The supporters of the law think that subsidies will keep premiums down, while the mandate keeps them in the market to avoid penalties, but the penalties are relatively weak and the subsidies will not be able to cover the premium increases.
“[A]s ObamaCare's official launch date approaches, even its backers are beginning to admit that the law could actually create powerful incentives for millions of people and thousands of businesses to drop their coverage, despite the mandate.”
“A February survey of major health insurance companies in five cities across the country found that they expect premiums for this (young & healthy) group to climb an average 169%.”
“We are very concerned,” California Insurance Commissioner Dave Jones told federal health officials at a December meeting, “if there is so much rate shock for young people that they're bound not to purchase (health insurance) at all.”
“The five-city survey, for example, found that while the law will jack up rates for the young, it will lower them an average 22% for older and sicker customers.
“At the same time, ObamaCare also forbids insurance companies from turning anyone down — a reform called ‘guaranteed issue’ — which also will provide an incentive for some to drop coverage, knowing they can get it back any time.”
“The problem is that if the young and healthy drop coverage, the result would be what the industry calls a ‘death spiral.’ Premiums will climb as the pool of insured gets sicker, causing still more to cancel their policies… This is just what happened in states that imposed strict community rating and guaranteed issue reforms in the past. In fact, of the eight states that did so, most ended up either dropping the reforms or loosening the rules after they saw enrollment decline and premiums climb.”
“[T]he annual penalty for not buying insurance will be as low as $95 in 2014, and even when the mandate penalty is fully phased in by 2016 it will be modest relative to the cost of buying insurance.”

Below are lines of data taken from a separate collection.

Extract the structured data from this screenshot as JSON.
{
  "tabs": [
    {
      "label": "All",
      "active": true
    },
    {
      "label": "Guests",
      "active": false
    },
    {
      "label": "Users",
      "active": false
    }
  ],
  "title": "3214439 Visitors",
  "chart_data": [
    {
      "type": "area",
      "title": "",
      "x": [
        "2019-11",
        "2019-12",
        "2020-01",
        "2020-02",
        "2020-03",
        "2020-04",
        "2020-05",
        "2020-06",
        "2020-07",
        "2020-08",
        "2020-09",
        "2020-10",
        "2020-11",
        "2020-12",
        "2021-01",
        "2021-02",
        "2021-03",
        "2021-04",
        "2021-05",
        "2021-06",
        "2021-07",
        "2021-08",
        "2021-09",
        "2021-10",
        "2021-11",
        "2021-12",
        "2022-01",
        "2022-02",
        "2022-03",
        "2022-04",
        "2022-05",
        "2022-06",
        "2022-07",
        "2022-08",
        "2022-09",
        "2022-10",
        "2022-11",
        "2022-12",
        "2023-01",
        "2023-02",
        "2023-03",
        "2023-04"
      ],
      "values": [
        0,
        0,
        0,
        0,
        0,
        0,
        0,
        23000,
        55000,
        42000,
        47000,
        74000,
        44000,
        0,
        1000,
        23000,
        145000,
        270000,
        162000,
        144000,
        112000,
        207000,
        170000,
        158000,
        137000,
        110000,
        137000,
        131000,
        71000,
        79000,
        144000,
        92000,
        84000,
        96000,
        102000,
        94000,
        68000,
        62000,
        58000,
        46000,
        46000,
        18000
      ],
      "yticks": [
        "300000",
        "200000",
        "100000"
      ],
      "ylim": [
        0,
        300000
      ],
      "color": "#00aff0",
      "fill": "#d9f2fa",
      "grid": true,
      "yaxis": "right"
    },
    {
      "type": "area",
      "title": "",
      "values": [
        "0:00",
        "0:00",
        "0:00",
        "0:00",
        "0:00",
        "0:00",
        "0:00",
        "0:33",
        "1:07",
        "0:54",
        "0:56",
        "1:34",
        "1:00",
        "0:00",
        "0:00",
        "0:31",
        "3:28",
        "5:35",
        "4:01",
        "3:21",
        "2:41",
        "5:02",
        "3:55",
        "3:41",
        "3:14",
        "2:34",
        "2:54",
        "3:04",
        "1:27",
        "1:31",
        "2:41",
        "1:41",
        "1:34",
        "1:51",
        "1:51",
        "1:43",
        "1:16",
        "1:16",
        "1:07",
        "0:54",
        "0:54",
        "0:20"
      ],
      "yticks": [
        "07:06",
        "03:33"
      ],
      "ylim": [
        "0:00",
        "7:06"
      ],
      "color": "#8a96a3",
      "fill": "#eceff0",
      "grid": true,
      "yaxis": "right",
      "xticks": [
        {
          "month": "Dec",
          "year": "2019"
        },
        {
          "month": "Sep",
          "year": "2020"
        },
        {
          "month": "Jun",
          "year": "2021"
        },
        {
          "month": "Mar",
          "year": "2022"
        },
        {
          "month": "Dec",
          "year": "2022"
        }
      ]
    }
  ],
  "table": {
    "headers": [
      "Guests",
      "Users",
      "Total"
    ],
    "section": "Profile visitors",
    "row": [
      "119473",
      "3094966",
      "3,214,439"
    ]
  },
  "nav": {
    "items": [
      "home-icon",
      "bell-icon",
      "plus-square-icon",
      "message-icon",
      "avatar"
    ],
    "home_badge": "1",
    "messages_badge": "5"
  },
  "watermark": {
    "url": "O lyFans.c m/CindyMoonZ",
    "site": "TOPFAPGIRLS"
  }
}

“The same problem threatens to undermine ObamaCare on the business side, if companies decide that paying a penalty is cheaper than providing an increasingly expensive benefit to workers.
“The Congressional Budget Office now expects that employers will dump coverage for 7 million workers as a result of ObamaCare, nearly double its previous forecast. And it says the figure could be as high as 20 million.”
“Senator Jeff Sessions (R-Ala. and ranking member of the Senate Budget Committee, @budgetgop), who requested the report, revealed the findings... The report, he said, ‘confirms everything critics and Republicans were saying about the faults of this bill…’”
“The big-government crowd in Washington manipulated the numbers in order to get the financial score they wanted, in order to get their bill passed and to increase power and influence,” he said. “The goal was not truth or financial responsibility, but to pass the bill. This is how a country goes broke.”
“Obamacare was the one issue that most pegged Obama as a big government liberal in the eyes of the American citizenry. By refusing to emphasize it, Romney allowed Obama to move to the center in voters’ minds. Obamacare was the centerpiece of Obama’s first term. By not emphasizing it, Romney suggested to voters that it really wasn’t all that much of a concern — and hence neither was having Obama continue in office. Obamacare was the least popular aspect of Obama’s first term. By failing to hammer away at it, Romney handed Obama a pass. Obamacare is a horribly misguided and statist attempt to deal with genuine health care concerns that sorely need to be addressed. By failing to put forward (and to emphasize) a serious replacement, Romney prove to be the latest, and perhaps the most unfortunate, example in a long history of Republicans’ failure to make themselves heard on an issue that’s not only extremely important in its own right, but which (at least in the present day) probably has more bearing than any other issue on the size and scope of government.”
“In short, there is nothing attractive about Obamacare. One hopes that in 2016 the Republican party will nominate someone who understands this, and who will make Obamacare’s replacement a — perhaps the — centerpiece of his or her campaign. If Republicans are to be the party of limited government and liberty, they must do nothing less.”